Nearly three years after it was put up for sale by its parent company, Simon & Schuster is back at square one—wondering who its new owner will be. That is the position the nation’s third-largest trade publisher finds itself in after Paramount Global chose not to extend the $2.175 billion sales agreement it had signed with Penguin Random House in November 2020, which was set to expire November 21.

The decision ended any chance PRH would have had to appeal federal judge Florence Pan’s October ruling blocking the deal on antitrust grounds. According to the sales agreement, PRH could only appeal with the agreement of Paramount; with the deal now dead, Paramount will receive a $200 million termination fee.

In a statement, PRH said it was confident it could have made “a compelling and persuasive argument to reverse the lower court ruling on appeal,” but that “we have to accept Paramount’s decision not to move forward.”

In a note to S&S employees, CEO Jonathan Karp wrote, “At this point I have no specific information to impart about what will happen in the coming months.”

Paramount, which has made no secret of the fact that S&S doesn’t fit with its long-range plans, indicated it intends to try to sell the publisher again. In its 8-K filing with the SEC, it said S&S remains a “non-core asset,” and that while it is “a highly valuable business,” the publisher is “not video-based and therefore does not fit strategically within Paramount’s broader portfolio.”

The Authors Guild, which had steadfastly opposed the merger, welcomed the news and hoped that the decision would put an end to more consolidation in the industry—a point that CEO Mary Rasenberger emphasized in a statement. “We will oppose any mergers among the Big 5 in the future,” she wrote. “As the court’s analysis in the PRH lawsuit makes clear, the market for anticipated top-selling books is already highly concentrated, and five ‘big’ publishers is already too few.”

Pan’s decision to block the PRH-S&S deal was based largely on the fact that the combined companies would sign an estimated 49% of all deals for anticipated top-selling books—defined as books bought for advances of $250,000 or more each—with PRH already having a 37% share and S&S a 12% share. In the guild’s view, a purchase of S&S by another Big Five publisher should bring further antitrust scrutiny.

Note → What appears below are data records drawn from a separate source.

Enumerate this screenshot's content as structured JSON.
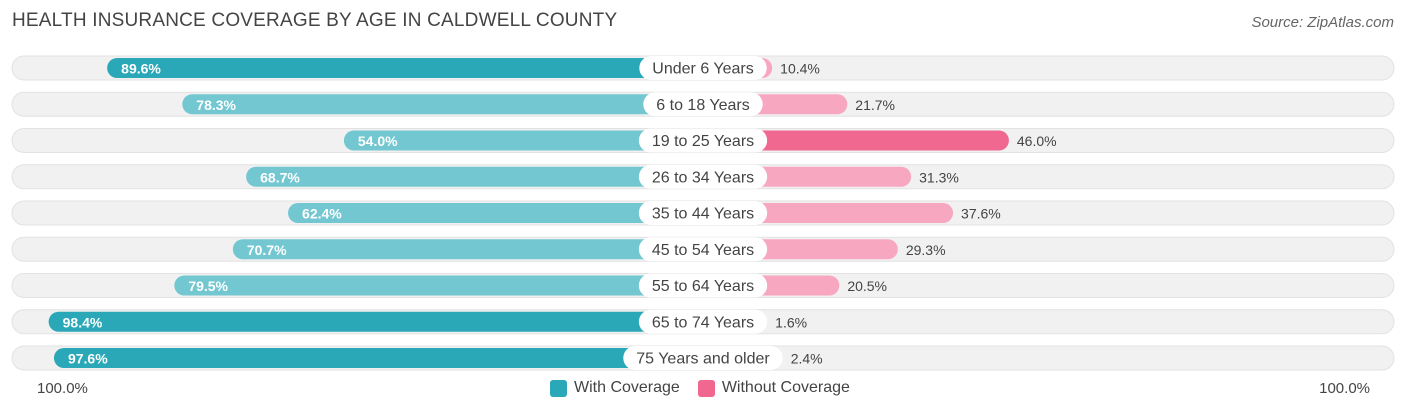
{
  "title": "HEALTH INSURANCE COVERAGE BY AGE IN CALDWELL COUNTY",
  "source": "Source: ZipAtlas.com",
  "colors": {
    "with_dark": "#2aa8b8",
    "with_light": "#72c7d1",
    "without_dark": "#f0678f",
    "without_light": "#f7a8c0",
    "track": "#f1f1f1"
  },
  "legend": {
    "with_label": "With Coverage",
    "without_label": "Without Coverage"
  },
  "axis": {
    "left_label": "100.0%",
    "right_label": "100.0%"
  },
  "chart_data": {
    "type": "bar",
    "orientation": "horizontal-diverging",
    "title": "HEALTH INSURANCE COVERAGE BY AGE IN CALDWELL COUNTY",
    "categories": [
      "Under 6 Years",
      "6 to 18 Years",
      "19 to 25 Years",
      "26 to 34 Years",
      "35 to 44 Years",
      "45 to 54 Years",
      "55 to 64 Years",
      "65 to 74 Years",
      "75 Years and older"
    ],
    "series": [
      {
        "name": "With Coverage",
        "values": [
          89.6,
          78.3,
          54.0,
          68.7,
          62.4,
          70.7,
          79.5,
          98.4,
          97.6
        ],
        "labels": [
          "89.6%",
          "78.3%",
          "54.0%",
          "68.7%",
          "62.4%",
          "70.7%",
          "79.5%",
          "98.4%",
          "97.6%"
        ]
      },
      {
        "name": "Without Coverage",
        "values": [
          10.4,
          21.7,
          46.0,
          31.3,
          37.6,
          29.3,
          20.5,
          1.6,
          2.4
        ],
        "labels": [
          "10.4%",
          "21.7%",
          "46.0%",
          "31.3%",
          "37.6%",
          "29.3%",
          "20.5%",
          "1.6%",
          "2.4%"
        ]
      }
    ],
    "xlim": [
      -100,
      100
    ],
    "legend_position": "bottom-center"
  }
}
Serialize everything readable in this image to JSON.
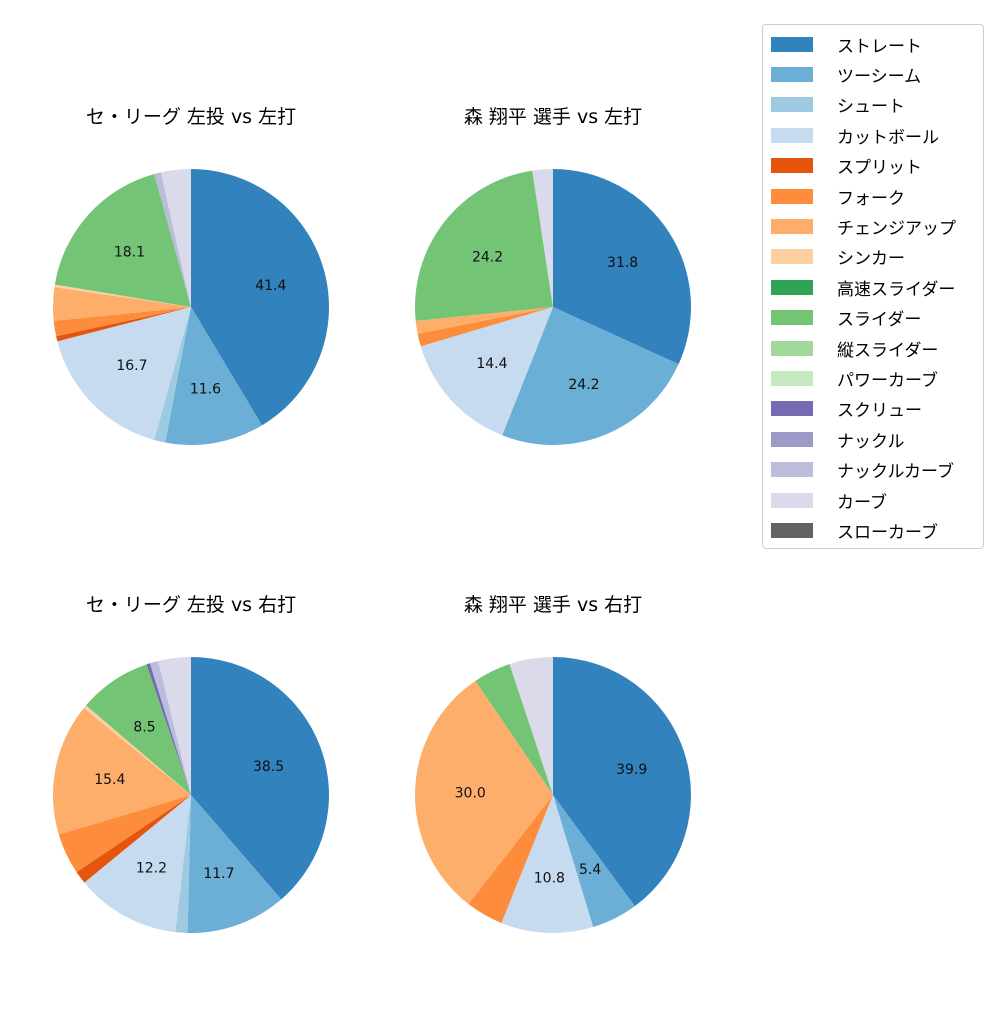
{
  "legend": {
    "items": [
      {
        "label": "ストレート",
        "color": "#3182bd"
      },
      {
        "label": "ツーシーム",
        "color": "#6baed6"
      },
      {
        "label": "シュート",
        "color": "#9ecae1"
      },
      {
        "label": "カットボール",
        "color": "#c6dbef"
      },
      {
        "label": "スプリット",
        "color": "#e6550d"
      },
      {
        "label": "フォーク",
        "color": "#fd8d3c"
      },
      {
        "label": "チェンジアップ",
        "color": "#fdae6b"
      },
      {
        "label": "シンカー",
        "color": "#fdd0a2"
      },
      {
        "label": "高速スライダー",
        "color": "#31a354"
      },
      {
        "label": "スライダー",
        "color": "#74c476"
      },
      {
        "label": "縦スライダー",
        "color": "#a1d99b"
      },
      {
        "label": "パワーカーブ",
        "color": "#c7e9c0"
      },
      {
        "label": "スクリュー",
        "color": "#756bb1"
      },
      {
        "label": "ナックル",
        "color": "#9e9ac8"
      },
      {
        "label": "ナックルカーブ",
        "color": "#bcbddc"
      },
      {
        "label": "カーブ",
        "color": "#dadaeb"
      },
      {
        "label": "スローカーブ",
        "color": "#636363"
      }
    ]
  },
  "chart_data": [
    {
      "type": "pie",
      "title": "セ・リーグ 左投 vs 左打",
      "start_angle": 90,
      "direction": "clockwise",
      "slices": [
        {
          "label": "ストレート",
          "value": 41.4,
          "show_label": true
        },
        {
          "label": "ツーシーム",
          "value": 11.6,
          "show_label": true
        },
        {
          "label": "シュート",
          "value": 1.3,
          "show_label": false
        },
        {
          "label": "カットボール",
          "value": 16.7,
          "show_label": true
        },
        {
          "label": "スプリット",
          "value": 0.6,
          "show_label": false
        },
        {
          "label": "フォーク",
          "value": 1.8,
          "show_label": false
        },
        {
          "label": "チェンジアップ",
          "value": 3.9,
          "show_label": false
        },
        {
          "label": "シンカー",
          "value": 0.3,
          "show_label": false
        },
        {
          "label": "スライダー",
          "value": 18.1,
          "show_label": true
        },
        {
          "label": "ナックルカーブ",
          "value": 0.8,
          "show_label": false
        },
        {
          "label": "カーブ",
          "value": 3.5,
          "show_label": false
        }
      ]
    },
    {
      "type": "pie",
      "title": "森 翔平 選手 vs 左打",
      "start_angle": 90,
      "direction": "clockwise",
      "slices": [
        {
          "label": "ストレート",
          "value": 31.8,
          "show_label": true
        },
        {
          "label": "ツーシーム",
          "value": 24.2,
          "show_label": true
        },
        {
          "label": "カットボール",
          "value": 14.4,
          "show_label": true
        },
        {
          "label": "フォーク",
          "value": 1.5,
          "show_label": false
        },
        {
          "label": "チェンジアップ",
          "value": 1.5,
          "show_label": false
        },
        {
          "label": "スライダー",
          "value": 24.2,
          "show_label": true
        },
        {
          "label": "カーブ",
          "value": 2.4,
          "show_label": false
        }
      ]
    },
    {
      "type": "pie",
      "title": "セ・リーグ 左投 vs 右打",
      "start_angle": 90,
      "direction": "clockwise",
      "slices": [
        {
          "label": "ストレート",
          "value": 38.5,
          "show_label": true
        },
        {
          "label": "ツーシーム",
          "value": 11.7,
          "show_label": true
        },
        {
          "label": "シュート",
          "value": 1.4,
          "show_label": false
        },
        {
          "label": "カットボール",
          "value": 12.2,
          "show_label": true
        },
        {
          "label": "スプリット",
          "value": 1.5,
          "show_label": false
        },
        {
          "label": "フォーク",
          "value": 4.8,
          "show_label": false
        },
        {
          "label": "チェンジアップ",
          "value": 15.4,
          "show_label": true
        },
        {
          "label": "シンカー",
          "value": 0.4,
          "show_label": false
        },
        {
          "label": "スライダー",
          "value": 8.5,
          "show_label": true
        },
        {
          "label": "スクリュー",
          "value": 0.4,
          "show_label": false
        },
        {
          "label": "ナックルカーブ",
          "value": 1.0,
          "show_label": false
        },
        {
          "label": "カーブ",
          "value": 3.8,
          "show_label": false
        }
      ]
    },
    {
      "type": "pie",
      "title": "森 翔平 選手 vs 右打",
      "start_angle": 90,
      "direction": "clockwise",
      "slices": [
        {
          "label": "ストレート",
          "value": 39.9,
          "show_label": true
        },
        {
          "label": "ツーシーム",
          "value": 5.4,
          "show_label": true
        },
        {
          "label": "カットボール",
          "value": 10.8,
          "show_label": true
        },
        {
          "label": "フォーク",
          "value": 4.4,
          "show_label": false
        },
        {
          "label": "チェンジアップ",
          "value": 30.0,
          "show_label": true
        },
        {
          "label": "スライダー",
          "value": 4.4,
          "show_label": false
        },
        {
          "label": "カーブ",
          "value": 5.1,
          "show_label": false
        }
      ]
    }
  ]
}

Executives at HarperCollins and Hachette Book Group said during the trial that they would be interested in buying S&S if the PRH purchase didn’t go through, but given Pan’s decision, both deals would certainly undergo an intense review by the Department of Justice—particularly if HC were the buyer, since it already has a 25% share of the anticipated-top-selling-books market. An acquisition by HBG, which has an 11% share, would have a better chance of government approval.

Given those antitrust concerns, it is unlikely that any prospective S&S buyer could match the $2.17 billion offer Paramount received from PRH. With no U.S. trade publisher aside from HC having the wherewithal to buy S&S, international publishers, private equity firms, and billionaires (one M&A executive joked that Jeff Bezos might be interested) are seen as potential bidders.

But one reason PRH was able to make such a high bid (early estimates put a sale price of S&S at between $1.2 billion and $1.7 billion) was because it had the ability to find huge costs savings from a merger—an ability other bidders will lack. During the trial, it was disclosed that PRH was expecting to achieve cost savings of $81 million by integrating S&S.

Another factor that could depress the sales price is the state of the trade publishing market. After two years of surprisingly strong growth, sales will likely be down this year from 2021, and with rising costs, profits are also under pressure.

On the positive side for Paramount, S&S is having another strong year. For the first nine months of 2022, sales were up 19% over 2021, to $863 million, and earnings increased 29%, to $223 million.

While it remains to be seen who will emerge as bidders, the Authors Guild, and many others in the industry, know who they don’t want to buy S&S: “A healthy publishing ecosystem is one that has many publishers with different tastes, interests and degrees of risk willing to assume. The bigger any of the Big 5 are, the harder it is for the smaller and newer publishers to compete,” Rasenberger’s statement concluded.